JONESBORO, AR -- America is seeing its first mumps epidemic in 20 years and it’s been out of the news so long, many have forgotten what it really is.

But regardless it's spreading quickly and doctors say Region 8 residents need to be aware.

"In this area, if they have large glands, puffiness of the cheeks with fever, and other types of symptoms of like general cold symptoms, they should see their doctor, says Dr. Lance Tuetken, a physician at the First Care Clinic on Matthews.

Ever since the late 1960's when doctors introduced a vaccine effective in almost all patients, an average of only 300 cases have been reported nationwide. But already this year, over 700 cases have been reported across the Midwest and most of those infections have been in Iowa .

So what are doctors saying about all this? One local doctor says he thinks it all goes back to this generation and the parents.

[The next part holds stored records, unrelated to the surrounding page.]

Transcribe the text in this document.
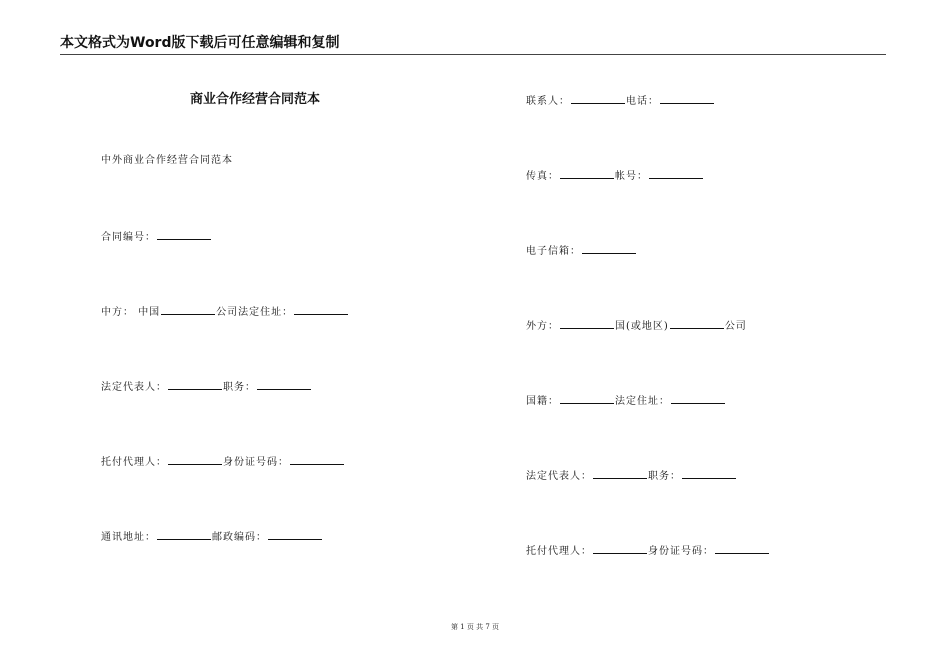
本文格式为Word版下载后可任意编辑和复制
商业合作经营合同范本
中外商业合作经营合同范本
合同编号：
中方： 中国	公司法定住址：
法定代表人：	职务：
托付代理人：	身份证号码：
通讯地址：	邮政编码：
联系人：	电话：
传真：	帐号：
电子信箱：
外方：	国(或地区)	公司
国籍：	法定住址：
法定代表人：	职务：
托付代理人：	身份证号码：
第 1 页 共 7 页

"A lot of parents have now got accustomed to not bringing children in for their immunizations. We just don't hear about these illnesses that were prevalent years ago," says Dr. Tuetken.

Whatever the cause may be for the lack of immunizations, the rapid spread of the mumps is the main concern for now. The reported mumps epidemic shows just how quickly air travel can spread the disease.

"The biggest thing is the spread of it. Mumps is so easily spread and its spread by respiratory droplets," says Dr. Tuetken.

It's airborne, meaning it is very easy to catch. It may not be in Arkansas yet, but with people flying in and out of the natural state daily, it could be here tomorrow.

"If you haven't been immunized it will find you," says Dr. Tuetken.

K8 News spoke with the local and state health departments, but they were unable to give an interview. However, they did release this information which states that an Iowa college student who changed flights in Northwest Arkansas on April 2nd, developed mumps soon after his flight. Every Arkansas resident on that flight will be notified about the possible encounter. But basically, doctors say you're better off safe than sorry. It's best to be immunized ahead of time.